Another boost to Wall Street came from strong overseas markets Tuesday. The Nikkei 225-share market index in Tokyo advanced 150.46 to 22,856.02, while in London, the Financial Times 100-share index jumped 31.4 to 1,689.1.

Also sparking stocks was the Commerce Department's report that the U.S. economy grew at an annual rate of 4.1% in the third quarter, up from the earlier estimate of 3.8%. That news sparked healthy gains in sectors most expected to benefit from a stronger economy, such as paper and forest products, chemicals and transportation. Among paper and forest products issues, Great Northern Nekoosa rose 3 to 41 1/2; International Paper gained 2 3/8 to 40 3/8, and Champion International added 2 to 32 7/8.

E. F. Hutton's Applegate said the strong third-quarter growth will lead to healthy corporate earnings in the current fourth quarter.
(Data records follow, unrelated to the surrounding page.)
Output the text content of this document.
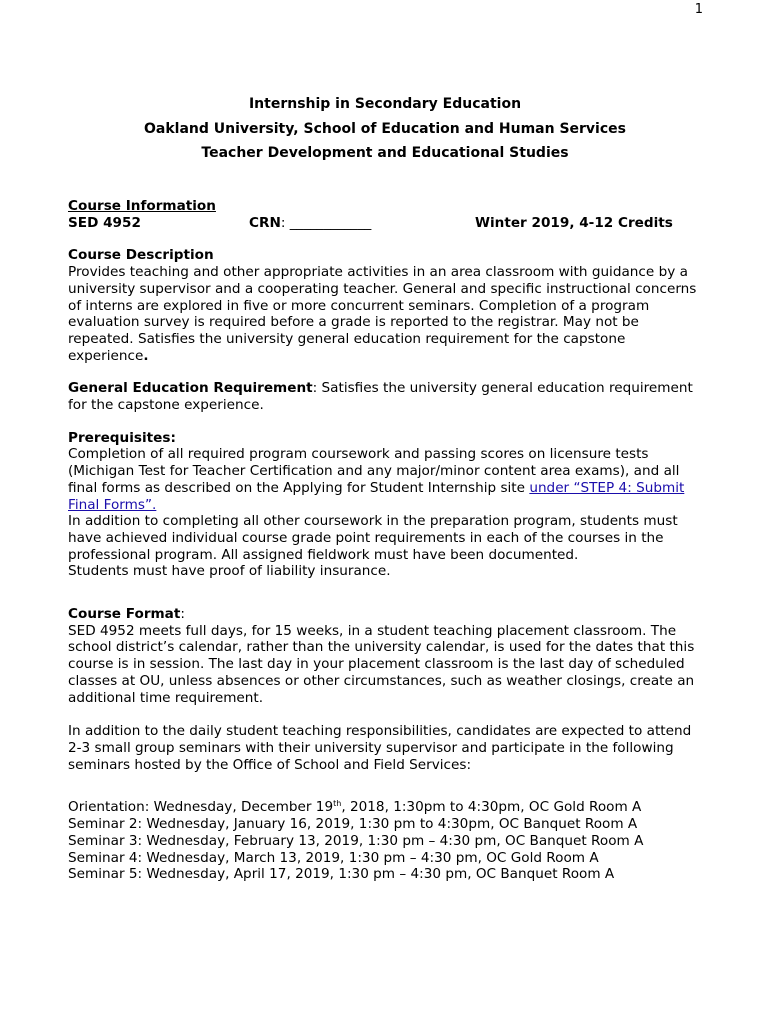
1
Internship in Secondary Education
Oakland University, School of Education and Human Services
Teacher Development and Educational Studies
Course Information
SED 4952	CRN: ____________	Winter 2019, 4-12 Credits
Course Description

Provides teaching and other appropriate activities in an area classroom with guidance by a university supervisor and a cooperating teacher. General and specific instructional concerns of interns are explored in five or more concurrent seminars. Completion of a program evaluation survey is required before a grade is reported to the registrar. May not be repeated. Satisfies the university general education requirement for the capstone experience.

General Education Requirement: Satisfies the university general education requirement for the capstone experience.

Prerequisites:

Completion of all required program coursework and passing scores on licensure tests (Michigan Test for Teacher Certification and any major/minor content area exams), and all final forms as described on the Applying for Student Internship site under “STEP 4: Submit Final Forms”.

In addition to completing all other coursework in the preparation program, students must have achieved individual course grade point requirements in each of the courses in the professional program. All assigned fieldwork must have been documented.

Students must have proof of liability insurance.

Course Format:

SED 4952 meets full days, for 15 weeks, in a student teaching placement classroom. The school district’s calendar, rather than the university calendar, is used for the dates that this course is in session. The last day in your placement classroom is the last day of scheduled classes at OU, unless absences or other circumstances, such as weather closings, create an additional time requirement.

In addition to the daily student teaching responsibilities, candidates are expected to attend 2-3 small group seminars with their university supervisor and participate in the following seminars hosted by the Office of School and Field Services:

Orientation: Wednesday, December 19th, 2018, 1:30pm to 4:30pm, OC Gold Room A
Seminar 2: Wednesday, January 16, 2019, 1:30 pm to 4:30pm, OC Banquet Room A
Seminar 3: Wednesday, February 13, 2019, 1:30 pm – 4:30 pm, OC Banquet Room A
Seminar 4: Wednesday, March 13, 2019, 1:30 pm – 4:30 pm, OC Gold Room A
Seminar 5: Wednesday, April 17, 2019, 1:30 pm – 4:30 pm, OC Banquet Room A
That, he predicted, will boost stock prices 10% to 15% over the next few months, taking the Dow as high as 2,200.

Several technical analysts--who downplay the effect of interest rates and corporate earnings and instead look at volume and price patterns--said nonetheless that stocks could be on a classic "bear market rally" in which they will recover as much as 50% of their losses between Aug. 25, when the Dow stood at 2,722.42, and Oct. 19, when the average bottomed at 1,738.74. Such a 50% rally followed the 1929 crash and other sharp stock collapses.

Looking to Sell Issues

"There's usually one good rally after a clean-out, and I think we're getting ready to do it here," said Stan Weinstein, editor of the Professional Tape Reader, a Hollywood, Fla., newsletter. He predicted that if the Dow can close above 1,980 anytime in the next two weeks, it will signal a rally to around 2,200.
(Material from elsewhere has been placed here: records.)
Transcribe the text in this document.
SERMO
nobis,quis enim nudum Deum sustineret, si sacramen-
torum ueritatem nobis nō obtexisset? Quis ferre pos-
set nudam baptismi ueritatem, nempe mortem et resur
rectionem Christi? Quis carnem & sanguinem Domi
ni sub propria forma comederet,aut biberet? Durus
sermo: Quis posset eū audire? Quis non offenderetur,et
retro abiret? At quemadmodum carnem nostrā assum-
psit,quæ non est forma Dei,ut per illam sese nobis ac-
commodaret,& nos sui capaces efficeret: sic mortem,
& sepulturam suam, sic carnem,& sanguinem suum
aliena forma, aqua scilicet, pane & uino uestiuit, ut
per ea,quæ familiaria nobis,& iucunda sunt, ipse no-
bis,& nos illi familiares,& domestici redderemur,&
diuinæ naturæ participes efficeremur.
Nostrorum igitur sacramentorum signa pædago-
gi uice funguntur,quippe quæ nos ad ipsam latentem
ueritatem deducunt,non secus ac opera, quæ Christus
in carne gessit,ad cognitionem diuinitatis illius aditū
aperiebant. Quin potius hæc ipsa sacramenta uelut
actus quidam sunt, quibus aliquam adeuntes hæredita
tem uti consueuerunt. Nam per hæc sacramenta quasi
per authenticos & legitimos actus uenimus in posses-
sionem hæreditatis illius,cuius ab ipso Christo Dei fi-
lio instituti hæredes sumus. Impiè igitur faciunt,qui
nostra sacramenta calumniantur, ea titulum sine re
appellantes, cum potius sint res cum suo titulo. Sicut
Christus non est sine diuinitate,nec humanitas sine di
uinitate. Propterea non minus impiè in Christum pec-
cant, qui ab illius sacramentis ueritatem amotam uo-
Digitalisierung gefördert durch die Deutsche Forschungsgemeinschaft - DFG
However, he said, that rally will finally fizzle out, because many shell-shocked investors are looking for higher prices as an opportunity to sell and reduce their exposure to equities.

"Too many people out there are looking to get out of stocks at higher levels," said Peter G. Eliades, publisher and editor of Stockmarket Cycles, a Los Angeles newsletter. "There's too much pressure for selling."

Tuesday's rally was felt broadly, as 1,139 issues advanced, 502 declined and 354 were unchanged on the Big Board. The NYSE composite index rose 1.80 to 137.93.

Large blocks of 10,000 or more shares traded on the NYSE totaled 3,786, compared to 2,288 on Monday.

Among actively traded blue chips, Eastman Kodak gained 5/8 to 48 1/8; General Electric added 3/8 to 45 5/8; International Business Machines rose 1 to 118 1/2, and Exxon increased 5/8 to 40 3/8.

Standard & Poor's index of 400 industrials rose 4.35 to 282.36, while S&P's 500-stock composite index was up 3.40 to 246.39.

The American Stock Exchange market value index rose 4.54 to 248.35. The NASDAQ composite index climbed 3.55 to 316.68.

The Wilshire index of 5,000 equities closed at 2,391.824, up 30.288.